Verlegung der Eismumie

Ötzi-Standort: Die Kommission ist für den Virgl

Montag, 18. März 2019 | 11:38 Uhr

Bozen – Drei Vorschläge sollte die Fachkommission des Landes bewerten, wo der die Gletschermumie Ötzi in Zukunft untergebracht werden soll: das Athesia-Projekt mit dem Ötzi-Museum in der Musuemstraße, ein neues Ötzi-Museum an der Talferbrücke im derzeitigen Gebäude der Stadtbibliothek, wie es das Bauunternehmen Generalbau von Pietro Tosolini geplant hat, und der Virgl als Standort für den Mann aus dem Eis – ein Projekt der Signa-Gruppe vom Tiroler Investor René Benko. Nachdem am heutigen Montagvormittag die Umschläge geöffnet wurden, scheint nun festzustehen, dass die Kommission den Benko-Vorschlag bevorzugt, berichtet Alto Adige online.

Bei der Verlegung der Mumie vom Similaun auf den Virgl handelt es sich um ein rund 49 Millionen Euro teures Projekt. Diese Summe will die Signa investieren. Laut Benkos Stadthalter in Bozen, Heinz Peter Hager, soll das Museum gleichzeitig mit dem neuen Benko-Kaufhaus “Waltherpark” in drei Jahren eröffnet werden. Außerdem will die Signa-Holding auch eine Seilbahn auf den Virgl errichten. Deren Bau ist in den Kosten mit einkalkuliert.
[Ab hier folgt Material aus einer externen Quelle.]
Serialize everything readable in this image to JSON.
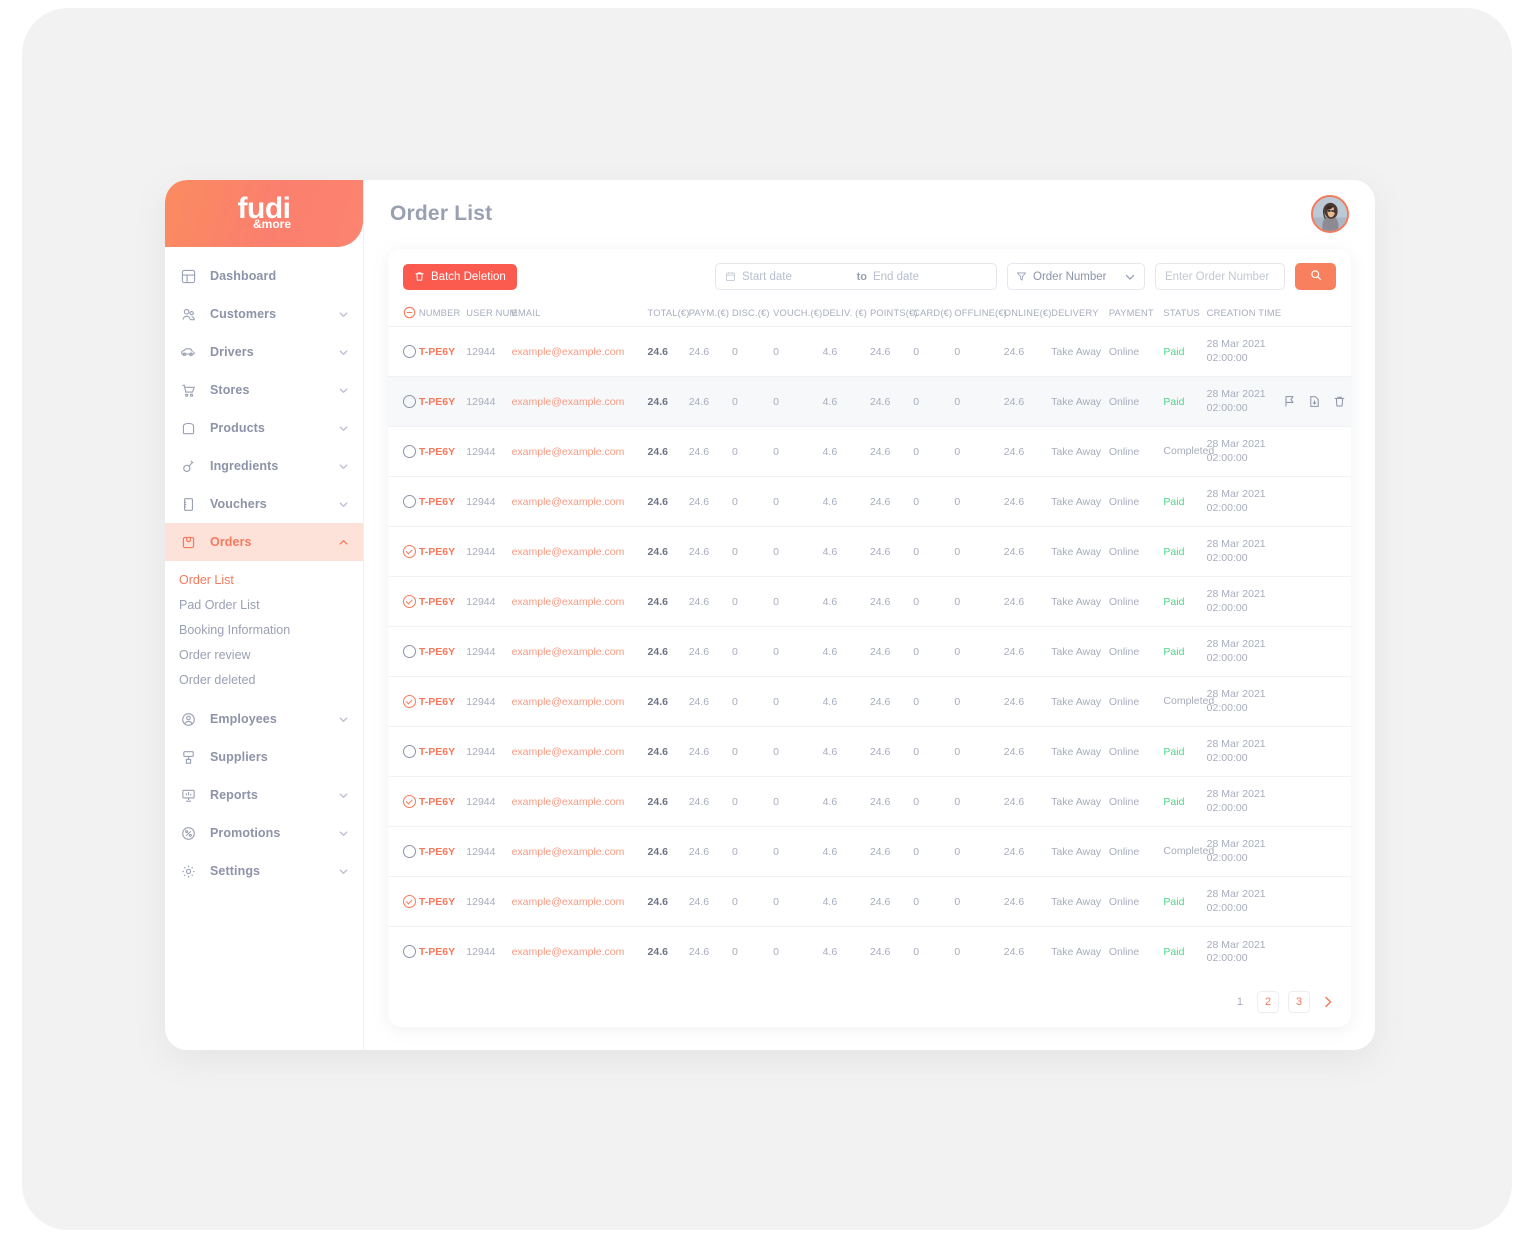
{
  "brand": {
    "line1": "fudi",
    "line2": "&more"
  },
  "header": {
    "title": "Order List"
  },
  "sidebar": {
    "items": [
      {
        "label": "Dashboard",
        "icon": "dashboard-icon",
        "expandable": false
      },
      {
        "label": "Customers",
        "icon": "customers-icon",
        "expandable": true
      },
      {
        "label": "Drivers",
        "icon": "drivers-icon",
        "expandable": true
      },
      {
        "label": "Stores",
        "icon": "stores-icon",
        "expandable": true
      },
      {
        "label": "Products",
        "icon": "products-icon",
        "expandable": true
      },
      {
        "label": "Ingredients",
        "icon": "ingredients-icon",
        "expandable": true
      },
      {
        "label": "Vouchers",
        "icon": "vouchers-icon",
        "expandable": true
      },
      {
        "label": "Orders",
        "icon": "orders-icon",
        "expandable": true,
        "active": true
      },
      {
        "label": "Employees",
        "icon": "employees-icon",
        "expandable": true
      },
      {
        "label": "Suppliers",
        "icon": "suppliers-icon",
        "expandable": false
      },
      {
        "label": "Reports",
        "icon": "reports-icon",
        "expandable": true
      },
      {
        "label": "Promotions",
        "icon": "promotions-icon",
        "expandable": true
      },
      {
        "label": "Settings",
        "icon": "settings-icon",
        "expandable": true
      }
    ],
    "submenu": [
      {
        "label": "Order List",
        "active": true
      },
      {
        "label": "Pad Order List",
        "active": false
      },
      {
        "label": "Booking Information",
        "active": false
      },
      {
        "label": "Order review",
        "active": false
      },
      {
        "label": "Order deleted",
        "active": false
      }
    ]
  },
  "toolbar": {
    "batch_delete_label": "Batch Deletion",
    "start_date_placeholder": "Start date",
    "date_separator": "to",
    "end_date_placeholder": "End date",
    "filter_selected": "Order Number",
    "search_placeholder": "Enter Order Number",
    "search_value": ""
  },
  "table": {
    "columns": [
      "NUMBER",
      "USER NUM",
      "EMAIL",
      "TOTAL(€)",
      "PAYM.(€)",
      "DISC.(€)",
      "VOUCH.(€)",
      "DELIV. (€)",
      "POINTS(€)",
      "CARD(€)",
      "OFFLINE(€)",
      "ONLINE(€)",
      "DELIVERY",
      "PAYMENT",
      "STATUS",
      "CREATION TIME"
    ],
    "rows": [
      {
        "selected": false,
        "hovered": false,
        "number": "T-PE6Y",
        "user_num": "12944",
        "email": "example@example.com",
        "total": "24.6",
        "paym": "24.6",
        "disc": "0",
        "vouch": "0",
        "deliv": "4.6",
        "points": "24.6",
        "card": "0",
        "offline": "0",
        "online": "24.6",
        "delivery": "Take Away",
        "payment": "Online",
        "status": "Paid",
        "time": "28 Mar 2021 02:00:00"
      },
      {
        "selected": false,
        "hovered": true,
        "number": "T-PE6Y",
        "user_num": "12944",
        "email": "example@example.com",
        "total": "24.6",
        "paym": "24.6",
        "disc": "0",
        "vouch": "0",
        "deliv": "4.6",
        "points": "24.6",
        "card": "0",
        "offline": "0",
        "online": "24.6",
        "delivery": "Take Away",
        "payment": "Online",
        "status": "Paid",
        "time": "28 Mar 2021 02:00:00"
      },
      {
        "selected": false,
        "hovered": false,
        "number": "T-PE6Y",
        "user_num": "12944",
        "email": "example@example.com",
        "total": "24.6",
        "paym": "24.6",
        "disc": "0",
        "vouch": "0",
        "deliv": "4.6",
        "points": "24.6",
        "card": "0",
        "offline": "0",
        "online": "24.6",
        "delivery": "Take Away",
        "payment": "Online",
        "status": "Completed",
        "time": "28 Mar 2021 02:00:00"
      },
      {
        "selected": false,
        "hovered": false,
        "number": "T-PE6Y",
        "user_num": "12944",
        "email": "example@example.com",
        "total": "24.6",
        "paym": "24.6",
        "disc": "0",
        "vouch": "0",
        "deliv": "4.6",
        "points": "24.6",
        "card": "0",
        "offline": "0",
        "online": "24.6",
        "delivery": "Take Away",
        "payment": "Online",
        "status": "Paid",
        "time": "28 Mar 2021 02:00:00"
      },
      {
        "selected": true,
        "hovered": false,
        "number": "T-PE6Y",
        "user_num": "12944",
        "email": "example@example.com",
        "total": "24.6",
        "paym": "24.6",
        "disc": "0",
        "vouch": "0",
        "deliv": "4.6",
        "points": "24.6",
        "card": "0",
        "offline": "0",
        "online": "24.6",
        "delivery": "Take Away",
        "payment": "Online",
        "status": "Paid",
        "time": "28 Mar 2021 02:00:00"
      },
      {
        "selected": true,
        "hovered": false,
        "number": "T-PE6Y",
        "user_num": "12944",
        "email": "example@example.com",
        "total": "24.6",
        "paym": "24.6",
        "disc": "0",
        "vouch": "0",
        "deliv": "4.6",
        "points": "24.6",
        "card": "0",
        "offline": "0",
        "online": "24.6",
        "delivery": "Take Away",
        "payment": "Online",
        "status": "Paid",
        "time": "28 Mar 2021 02:00:00"
      },
      {
        "selected": false,
        "hovered": false,
        "number": "T-PE6Y",
        "user_num": "12944",
        "email": "example@example.com",
        "total": "24.6",
        "paym": "24.6",
        "disc": "0",
        "vouch": "0",
        "deliv": "4.6",
        "points": "24.6",
        "card": "0",
        "offline": "0",
        "online": "24.6",
        "delivery": "Take Away",
        "payment": "Online",
        "status": "Paid",
        "time": "28 Mar 2021 02:00:00"
      },
      {
        "selected": true,
        "hovered": false,
        "number": "T-PE6Y",
        "user_num": "12944",
        "email": "example@example.com",
        "total": "24.6",
        "paym": "24.6",
        "disc": "0",
        "vouch": "0",
        "deliv": "4.6",
        "points": "24.6",
        "card": "0",
        "offline": "0",
        "online": "24.6",
        "delivery": "Take Away",
        "payment": "Online",
        "status": "Completed",
        "time": "28 Mar 2021 02:00:00"
      },
      {
        "selected": false,
        "hovered": false,
        "number": "T-PE6Y",
        "user_num": "12944",
        "email": "example@example.com",
        "total": "24.6",
        "paym": "24.6",
        "disc": "0",
        "vouch": "0",
        "deliv": "4.6",
        "points": "24.6",
        "card": "0",
        "offline": "0",
        "online": "24.6",
        "delivery": "Take Away",
        "payment": "Online",
        "status": "Paid",
        "time": "28 Mar 2021 02:00:00"
      },
      {
        "selected": true,
        "hovered": false,
        "number": "T-PE6Y",
        "user_num": "12944",
        "email": "example@example.com",
        "total": "24.6",
        "paym": "24.6",
        "disc": "0",
        "vouch": "0",
        "deliv": "4.6",
        "points": "24.6",
        "card": "0",
        "offline": "0",
        "online": "24.6",
        "delivery": "Take Away",
        "payment": "Online",
        "status": "Paid",
        "time": "28 Mar 2021 02:00:00"
      },
      {
        "selected": false,
        "hovered": false,
        "number": "T-PE6Y",
        "user_num": "12944",
        "email": "example@example.com",
        "total": "24.6",
        "paym": "24.6",
        "disc": "0",
        "vouch": "0",
        "deliv": "4.6",
        "points": "24.6",
        "card": "0",
        "offline": "0",
        "online": "24.6",
        "delivery": "Take Away",
        "payment": "Online",
        "status": "Completed",
        "time": "28 Mar 2021 02:00:00"
      },
      {
        "selected": true,
        "hovered": false,
        "number": "T-PE6Y",
        "user_num": "12944",
        "email": "example@example.com",
        "total": "24.6",
        "paym": "24.6",
        "disc": "0",
        "vouch": "0",
        "deliv": "4.6",
        "points": "24.6",
        "card": "0",
        "offline": "0",
        "online": "24.6",
        "delivery": "Take Away",
        "payment": "Online",
        "status": "Paid",
        "time": "28 Mar 2021 02:00:00"
      },
      {
        "selected": false,
        "hovered": false,
        "number": "T-PE6Y",
        "user_num": "12944",
        "email": "example@example.com",
        "total": "24.6",
        "paym": "24.6",
        "disc": "0",
        "vouch": "0",
        "deliv": "4.6",
        "points": "24.6",
        "card": "0",
        "offline": "0",
        "online": "24.6",
        "delivery": "Take Away",
        "payment": "Online",
        "status": "Paid",
        "time": "28 Mar 2021 02:00:00"
      }
    ],
    "row_action_icons": [
      "flag-icon",
      "file-download-icon",
      "trash-icon"
    ]
  },
  "pagination": {
    "current": "1",
    "pages": [
      "2",
      "3"
    ],
    "next_icon": "chevron-right-icon"
  },
  "colors": {
    "accent": "#f5795c",
    "danger": "#fb5a4f",
    "paid": "#4fd48a",
    "muted": "#a7adbd",
    "sidebar_active_bg": "#fde2da"
  }
}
Nun wird die heiße Kartoffel an Landeshauptmann Arno Kompatscher weitergereicht. Das Signa-Projekt stößt nämlich nicht bei allen auf Gegenliebe. Vor allem die Kaufleute in der Bozner Altstadt befürchten, dass mit der Verlegung des Ötzis auf den Virgl potentielle Kunden an den Rand der Stadt gelotst werden.

Kompatscher hat beschlossen, dass die Gletschermumie in eine funktionalere Struktur verlegt wird, die angesichts des internationalen Interesses dem Besucherstrom gerecht wird.

Die Expertenkommission hat die bei der nicht bindenden Marktrecherche des Landes für ein Museumsquartier in Bozen eingelangten Vorschläge bewertet. Das Land hat mögliche Gebäude oder Standorte mit Konzepten für den Bau eines Museumsquartiers für das Archäologiemuseum und das Stadtmuseum für die Stadt Bozen gesucht. Wichtigste Kriterien waren dabei die Qualität der Idee und wie viel Kubatur auf am angebotenen Standort verwirklicht werden kann.

Die Marktanalyse war öffentlich ausgeschrieben worden. Drei Bieter hatten sich gemeldet. Nun hat die Wettbewerbskommission mit Experten der Bereiche Urbanistik, Tourismus und Architektur sowie der Museen aufgrund der in der Ausschreibung festgelegten Kriterien die eingegangenen Angebote bewertet und bepunktet. Ein Angebot wurde aufgrund eines Formfehlers nicht bewertet. Von den möglichen 100 Punkten hat das Angebot der Viva Virgolo AG 100 Punkte bekommen und jenes der Athesia Buch AG 57,04 Punkte. In einem nächsten Schritt wird sich die Landesregierung gemeinsam mit der Gemeinde Bozen mit dem Ergebnis der nicht bindenden Marktanalyse befassen.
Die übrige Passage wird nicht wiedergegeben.